El barroco francés después de Luis XIV

El barroco francés después de Luis XIV

Por Francesco Milella Última Modificación enero 8, 2016

Por: Francesco Milella

La muerte de Luis XIV, el primero de septiembre 1715, abrió en toda Francia escenarios totalmente inesperados. Por casi setenta años el Rey Sol había construido una nación poderosa, aparentemente rica, en donde todo funcionaba por él y con él. En pocas palabras, él era el único pilar de Francia. Su repentina – y por muchos deseada – ausencia cambió todo, a partir de la política y de la sociedad: casi inmediatamente todas esas clases sociales que por años habían sido reprimidas, comenzaron a manifestar su malestar hacia un sistema enfermo y antiguo. En fin, la Revolución Francesa estaba calentando sus motores.

¿Y las artes? ¿La música? Luis XIV había dado vida a un lenguaje estético estrictamente codificado y vinculado a rígidas leyes, con el objetivo de espiritualizar su propia vida frente a la corte encerrada en Versailles. Gracias al genio de Lully, la trágedie-lyrique se había impuesto como género dominante, eliminando totalmente la competencia con la ópera italiana. Mientras Venecia, Nápoles, Hamburgo y Viena experimentaban los más diversos lenguajes operísticos – algunos abriendo las puertas al teatro de Metastasio y su rígida alternancia aria-recitativo, otros experimentando nuevas formas de ópera como Henry Purcell en Inglaterra o Reinhard Kaiser en Alemania -, París mantenía su sólido esquema caracterizado por una mezcla de danza, coros y arias con los temas mitológicos de siempre.

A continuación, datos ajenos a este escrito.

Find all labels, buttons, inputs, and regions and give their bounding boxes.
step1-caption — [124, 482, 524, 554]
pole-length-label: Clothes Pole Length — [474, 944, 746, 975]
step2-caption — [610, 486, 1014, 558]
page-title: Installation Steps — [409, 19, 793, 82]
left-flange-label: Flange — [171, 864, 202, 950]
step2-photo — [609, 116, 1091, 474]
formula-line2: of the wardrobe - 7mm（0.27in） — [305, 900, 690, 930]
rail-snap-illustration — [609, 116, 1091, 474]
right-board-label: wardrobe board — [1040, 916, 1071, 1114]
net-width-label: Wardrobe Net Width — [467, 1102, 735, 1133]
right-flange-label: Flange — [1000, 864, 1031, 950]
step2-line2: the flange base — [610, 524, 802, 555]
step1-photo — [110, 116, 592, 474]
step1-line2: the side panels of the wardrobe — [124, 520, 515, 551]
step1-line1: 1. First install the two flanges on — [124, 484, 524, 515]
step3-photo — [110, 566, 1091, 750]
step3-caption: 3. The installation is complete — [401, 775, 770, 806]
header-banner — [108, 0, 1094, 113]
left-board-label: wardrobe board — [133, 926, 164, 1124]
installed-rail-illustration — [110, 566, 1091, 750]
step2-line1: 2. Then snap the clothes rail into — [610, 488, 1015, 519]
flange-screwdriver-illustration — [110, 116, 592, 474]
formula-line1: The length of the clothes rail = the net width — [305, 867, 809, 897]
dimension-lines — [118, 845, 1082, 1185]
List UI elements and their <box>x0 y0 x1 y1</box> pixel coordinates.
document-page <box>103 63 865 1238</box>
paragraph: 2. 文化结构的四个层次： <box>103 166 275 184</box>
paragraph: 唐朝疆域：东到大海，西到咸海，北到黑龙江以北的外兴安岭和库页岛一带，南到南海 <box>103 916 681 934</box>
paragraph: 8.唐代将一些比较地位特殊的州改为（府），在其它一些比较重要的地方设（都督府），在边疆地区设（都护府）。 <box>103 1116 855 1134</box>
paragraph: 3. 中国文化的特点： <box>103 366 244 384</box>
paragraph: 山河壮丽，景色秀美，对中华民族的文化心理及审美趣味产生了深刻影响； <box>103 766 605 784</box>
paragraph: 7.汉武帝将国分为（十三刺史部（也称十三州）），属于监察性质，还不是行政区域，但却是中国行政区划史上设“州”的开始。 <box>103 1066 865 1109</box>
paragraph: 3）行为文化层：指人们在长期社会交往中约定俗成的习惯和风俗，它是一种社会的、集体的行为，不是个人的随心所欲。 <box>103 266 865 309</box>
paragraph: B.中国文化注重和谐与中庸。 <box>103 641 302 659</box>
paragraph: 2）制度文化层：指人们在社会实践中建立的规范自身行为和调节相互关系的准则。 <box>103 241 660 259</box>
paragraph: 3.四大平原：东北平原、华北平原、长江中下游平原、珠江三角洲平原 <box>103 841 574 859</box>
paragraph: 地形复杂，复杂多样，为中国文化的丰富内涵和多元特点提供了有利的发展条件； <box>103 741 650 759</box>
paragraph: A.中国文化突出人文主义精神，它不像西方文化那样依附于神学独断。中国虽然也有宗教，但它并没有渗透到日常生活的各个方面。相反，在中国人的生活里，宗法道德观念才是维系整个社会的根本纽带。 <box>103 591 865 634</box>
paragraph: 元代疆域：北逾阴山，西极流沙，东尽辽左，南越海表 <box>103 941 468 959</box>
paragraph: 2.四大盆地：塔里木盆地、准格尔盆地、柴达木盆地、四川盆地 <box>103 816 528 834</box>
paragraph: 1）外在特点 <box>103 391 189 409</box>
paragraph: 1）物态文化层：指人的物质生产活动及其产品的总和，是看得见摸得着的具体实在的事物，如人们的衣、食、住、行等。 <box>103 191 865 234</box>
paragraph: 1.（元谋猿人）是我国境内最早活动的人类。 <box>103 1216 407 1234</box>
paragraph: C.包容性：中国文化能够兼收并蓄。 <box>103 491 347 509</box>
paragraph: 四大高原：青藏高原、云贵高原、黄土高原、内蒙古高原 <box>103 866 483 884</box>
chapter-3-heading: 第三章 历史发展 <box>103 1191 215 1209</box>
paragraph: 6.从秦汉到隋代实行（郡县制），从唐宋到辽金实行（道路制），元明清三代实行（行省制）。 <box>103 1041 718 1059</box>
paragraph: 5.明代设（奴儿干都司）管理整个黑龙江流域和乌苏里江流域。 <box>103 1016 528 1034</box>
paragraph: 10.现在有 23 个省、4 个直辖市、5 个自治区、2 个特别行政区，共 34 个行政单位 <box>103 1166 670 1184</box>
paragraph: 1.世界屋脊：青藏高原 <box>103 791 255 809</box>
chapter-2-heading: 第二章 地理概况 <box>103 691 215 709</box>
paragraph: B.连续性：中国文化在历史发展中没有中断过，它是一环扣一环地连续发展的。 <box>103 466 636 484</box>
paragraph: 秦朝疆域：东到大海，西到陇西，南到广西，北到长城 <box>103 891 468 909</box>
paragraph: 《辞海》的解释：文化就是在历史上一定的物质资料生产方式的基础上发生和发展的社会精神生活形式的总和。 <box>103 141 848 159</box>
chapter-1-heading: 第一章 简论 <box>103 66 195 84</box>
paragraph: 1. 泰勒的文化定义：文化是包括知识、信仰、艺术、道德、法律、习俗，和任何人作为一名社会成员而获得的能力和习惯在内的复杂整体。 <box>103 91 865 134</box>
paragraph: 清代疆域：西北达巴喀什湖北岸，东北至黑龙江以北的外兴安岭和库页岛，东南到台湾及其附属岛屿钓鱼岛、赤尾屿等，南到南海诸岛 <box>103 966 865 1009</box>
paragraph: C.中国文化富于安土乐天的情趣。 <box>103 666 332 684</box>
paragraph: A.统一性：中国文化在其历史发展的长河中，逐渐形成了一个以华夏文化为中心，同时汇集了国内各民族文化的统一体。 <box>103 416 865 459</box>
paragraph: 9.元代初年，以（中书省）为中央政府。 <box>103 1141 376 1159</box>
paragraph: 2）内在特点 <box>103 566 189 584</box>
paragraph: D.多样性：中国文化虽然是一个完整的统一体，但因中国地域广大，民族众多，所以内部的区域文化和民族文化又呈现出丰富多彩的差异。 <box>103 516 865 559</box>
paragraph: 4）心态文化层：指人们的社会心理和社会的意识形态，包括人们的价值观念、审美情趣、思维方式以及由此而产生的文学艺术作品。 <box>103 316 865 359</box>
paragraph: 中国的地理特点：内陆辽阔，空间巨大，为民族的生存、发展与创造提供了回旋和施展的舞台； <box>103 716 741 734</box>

Casi paralelamente a las clases sociales marginadas, varios intelectuales franceses empezaron a manifestar su propio malestar: claro, no les faltaba comida ni un techo bajo el cual dormir. Querían novedades, querían abrir Francia a nuevos lenguajes, a nuevas formas de arte. La trágedie-lyrique, basada en el teatro de Corneille y Racine, había tenido su momento de gloria, pero ya en los últimos años del reinado de Luis XIV había comenzado a mostrar su fragilidad. Su estructura era demasiado rígida, las unidades de tiempo, acción y lugar (una sola historia se tenía que desarrollar en un solo espacio, en un solo día) eran un vínculo demasiado fuerte para los nuevos compositores y dramaturgos. Sus temas tan lejanos de la realidad, su racional codificación de las emociones y las historias de amor entre dioses comenzaban a parecer tediosas, incluso aburridas. De la misma manera la música de Lully, con sus airs tan homogéneos y discretos, no lograba satisfacer los nuevos gustos. El canto italiano era una tentación demasiado grande: como si fuera un pecado, los intelectuales lo rechazaban con dolor, pero no podían escapar de su encanto, de su seducción.  

Comenzó así la famosa querelle des anciens et des modernes: por un lado los antiguos, los lullistas, defensores de la trágedie-lyrique, por el otro los modernos, deseosos de abrir las puertas del teatro francés a nuevas formas dramáticas y musicales. Pero ¿cuáles eran estas nuevas formas? Charles Batteux, intelectual francés y máximo representante de los modernos, en sus texto Les beaux-arts réduits à un même principe (1746), hablaba de la importancia del artificio como instrumento para manifestar la verdad y, al mismo tiempo, para dar placer a los sentidos del ser humano. El nuevo teatro tenía que dar placer no solamente a la mente, sino a los sentidos, a través de artificios musicales y teatrales “maravillosos”. El merveilleux, el encanto, la sorpresa, el puro placer de los sentidos: eran estas las categorías fundamentales de este nuevo lenguaje de las artes.

Las austeras y severas temáticas inspiradas en la literatura clásica tenían que dejar su lugar a historias mágicas, a ambientaciones (tormentas, batallas, apariciones divinas, sueños) y a personajes surreales. El lenguaje tan rígido de los libretos de Lully tenía que abrirse a nuevas formas más elásticas y a un léxico más heterogéneo. ¿Y la música? La música tenía que cambiar para abrirse a un lenguaje más vivo, más dinámico, lleno de contrastes y colores, sabores y sensaciones. Una nueva música, en fin, que fuera capaz no solamente de acompañar la escena con sus nuevas exigencias, sino de imponerse como verdadera protagonista.  Un solo compositor, brillante y genial, podía hacerse cargo de esta revolución musical: Jean-Philippe Rameau.